If the "Lock zoom" option is enabled, the scaling in Structure view window cannot be changed from the Navigation toolbar.
In the right part of Navigation toolbar there are buttons for managing bookmarks.
|Jump to previous bookmark.|
|Jump to next bookmark.|
|Set a bookmark.|
|Open "Save bookmarks" dialog. Manage bookmarks: view the list of bookmarks, obsolete bookmarks can be deleted, you can jump to selected bookmark.|
Saving and loading bookmarks can be performed through the View menu items.
Manage bookmarks: view the list of bookmarks, obsolete bookmarks can be deleted by “Remove” button. To jump to bookmark select it and press "OK" button. To the list at the top part of the window, the search results (search by name or index, or search for paired reads) are being committed.
In this window, top upper row shows the reference sequence, the next row represents an assembled sequence, all following rows represent reads.
Positions, in which an assembled sequence and/or read(s) differ from the reference sequence, are marked red. Non-significant reads' positions are pale and in lowercase. The information on this read is displayed when the mouse pointer hovers over a read.
Same rules as above are used to display reads in Spliced reads window. The consensus is shown in the last row, and the contig is shown in the row before that.
Mouse click inside Unspliced reads window or Spliced reads window causes yellow highlighting of a column that corresponds to current position of the mouse pointer. The indicated position in the Structure view window is being marked by a thin vertical line. If necessary, information is automatically scrolled to move the position into visible area.

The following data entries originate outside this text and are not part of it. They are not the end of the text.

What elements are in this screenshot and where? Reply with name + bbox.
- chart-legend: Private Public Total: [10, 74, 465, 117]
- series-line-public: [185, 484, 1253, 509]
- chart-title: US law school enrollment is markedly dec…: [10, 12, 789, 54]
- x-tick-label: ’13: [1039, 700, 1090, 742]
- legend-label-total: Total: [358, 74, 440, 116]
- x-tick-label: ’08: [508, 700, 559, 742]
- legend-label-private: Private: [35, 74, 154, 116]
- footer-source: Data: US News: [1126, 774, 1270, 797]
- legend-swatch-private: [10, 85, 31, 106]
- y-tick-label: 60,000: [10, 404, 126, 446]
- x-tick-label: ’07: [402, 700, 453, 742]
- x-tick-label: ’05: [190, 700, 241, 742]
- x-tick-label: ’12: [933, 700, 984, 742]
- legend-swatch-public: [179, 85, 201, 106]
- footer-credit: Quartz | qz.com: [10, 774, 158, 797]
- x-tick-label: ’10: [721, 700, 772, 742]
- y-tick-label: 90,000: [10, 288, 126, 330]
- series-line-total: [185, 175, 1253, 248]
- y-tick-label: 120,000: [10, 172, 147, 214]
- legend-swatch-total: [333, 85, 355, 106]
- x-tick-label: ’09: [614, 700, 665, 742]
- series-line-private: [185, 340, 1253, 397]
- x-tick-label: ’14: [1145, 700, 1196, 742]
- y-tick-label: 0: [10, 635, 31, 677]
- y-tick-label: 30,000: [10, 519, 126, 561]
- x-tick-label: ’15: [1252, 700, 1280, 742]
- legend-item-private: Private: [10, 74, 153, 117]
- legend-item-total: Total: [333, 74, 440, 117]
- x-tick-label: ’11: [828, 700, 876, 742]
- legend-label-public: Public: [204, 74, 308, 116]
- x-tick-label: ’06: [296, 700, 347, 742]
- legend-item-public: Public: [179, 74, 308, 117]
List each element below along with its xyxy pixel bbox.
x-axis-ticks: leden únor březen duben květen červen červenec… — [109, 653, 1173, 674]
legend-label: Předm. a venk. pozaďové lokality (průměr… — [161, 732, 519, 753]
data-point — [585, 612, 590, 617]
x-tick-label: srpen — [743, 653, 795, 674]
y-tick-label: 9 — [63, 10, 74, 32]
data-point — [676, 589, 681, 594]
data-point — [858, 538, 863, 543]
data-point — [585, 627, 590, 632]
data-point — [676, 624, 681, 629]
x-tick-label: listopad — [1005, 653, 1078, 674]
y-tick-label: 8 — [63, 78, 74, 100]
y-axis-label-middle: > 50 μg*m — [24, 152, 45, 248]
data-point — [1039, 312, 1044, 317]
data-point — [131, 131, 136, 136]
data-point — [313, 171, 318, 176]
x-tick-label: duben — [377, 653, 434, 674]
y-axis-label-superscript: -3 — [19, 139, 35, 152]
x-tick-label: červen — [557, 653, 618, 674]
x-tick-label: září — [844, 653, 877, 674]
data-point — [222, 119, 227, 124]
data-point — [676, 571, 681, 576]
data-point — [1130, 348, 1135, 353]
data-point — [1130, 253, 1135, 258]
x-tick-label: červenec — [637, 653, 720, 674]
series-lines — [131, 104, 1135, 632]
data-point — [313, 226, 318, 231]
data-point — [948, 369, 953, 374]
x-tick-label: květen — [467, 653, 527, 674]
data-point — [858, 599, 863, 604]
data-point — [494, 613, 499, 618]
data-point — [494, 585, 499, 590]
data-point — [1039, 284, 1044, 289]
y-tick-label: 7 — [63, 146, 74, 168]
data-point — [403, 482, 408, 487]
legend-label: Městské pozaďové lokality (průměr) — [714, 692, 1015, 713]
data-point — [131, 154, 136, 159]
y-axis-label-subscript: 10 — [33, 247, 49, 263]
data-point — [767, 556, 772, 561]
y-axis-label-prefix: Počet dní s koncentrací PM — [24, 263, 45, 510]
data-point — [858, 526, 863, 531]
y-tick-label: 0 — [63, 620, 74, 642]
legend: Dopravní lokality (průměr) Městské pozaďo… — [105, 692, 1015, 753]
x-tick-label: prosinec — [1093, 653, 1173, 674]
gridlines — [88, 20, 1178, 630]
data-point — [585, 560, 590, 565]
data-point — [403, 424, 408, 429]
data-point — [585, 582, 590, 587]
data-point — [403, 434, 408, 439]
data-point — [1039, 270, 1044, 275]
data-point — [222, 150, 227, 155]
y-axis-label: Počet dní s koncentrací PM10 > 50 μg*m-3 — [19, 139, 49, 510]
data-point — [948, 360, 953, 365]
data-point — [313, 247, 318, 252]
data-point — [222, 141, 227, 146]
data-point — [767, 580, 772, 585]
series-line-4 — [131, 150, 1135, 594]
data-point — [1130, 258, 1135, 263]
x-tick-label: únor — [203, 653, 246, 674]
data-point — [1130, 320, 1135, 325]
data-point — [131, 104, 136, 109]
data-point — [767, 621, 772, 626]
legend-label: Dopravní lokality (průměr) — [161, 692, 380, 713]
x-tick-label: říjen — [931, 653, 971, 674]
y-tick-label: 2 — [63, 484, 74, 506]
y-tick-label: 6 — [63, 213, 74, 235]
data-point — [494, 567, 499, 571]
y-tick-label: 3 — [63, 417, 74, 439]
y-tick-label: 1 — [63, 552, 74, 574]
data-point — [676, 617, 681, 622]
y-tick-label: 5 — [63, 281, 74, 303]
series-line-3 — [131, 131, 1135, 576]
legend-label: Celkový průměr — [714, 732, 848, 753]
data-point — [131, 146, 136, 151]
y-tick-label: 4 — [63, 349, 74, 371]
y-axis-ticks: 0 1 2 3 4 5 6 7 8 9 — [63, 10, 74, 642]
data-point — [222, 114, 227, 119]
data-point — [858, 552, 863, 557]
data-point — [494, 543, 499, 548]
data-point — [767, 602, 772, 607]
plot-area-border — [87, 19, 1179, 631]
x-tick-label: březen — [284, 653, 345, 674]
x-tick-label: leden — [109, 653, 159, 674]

Scrollbar located below the Unspliced reads window and Spliced reads window allows to scroll the information in these windows independently, without correspondence with the Structure view window.
The window displays loaded annotation. Feature can be selected by mouse (selected feature is highlighted yellow). «Previous border» and «Next border» is used to navigate over features. If needed, the window can be split using «View > Split structure view». Current position, if it is inside a visible area, is shown by a vertical line.
The window displays information on a feature selected in the Structure view window or on selected read.
Displays the current cursor position.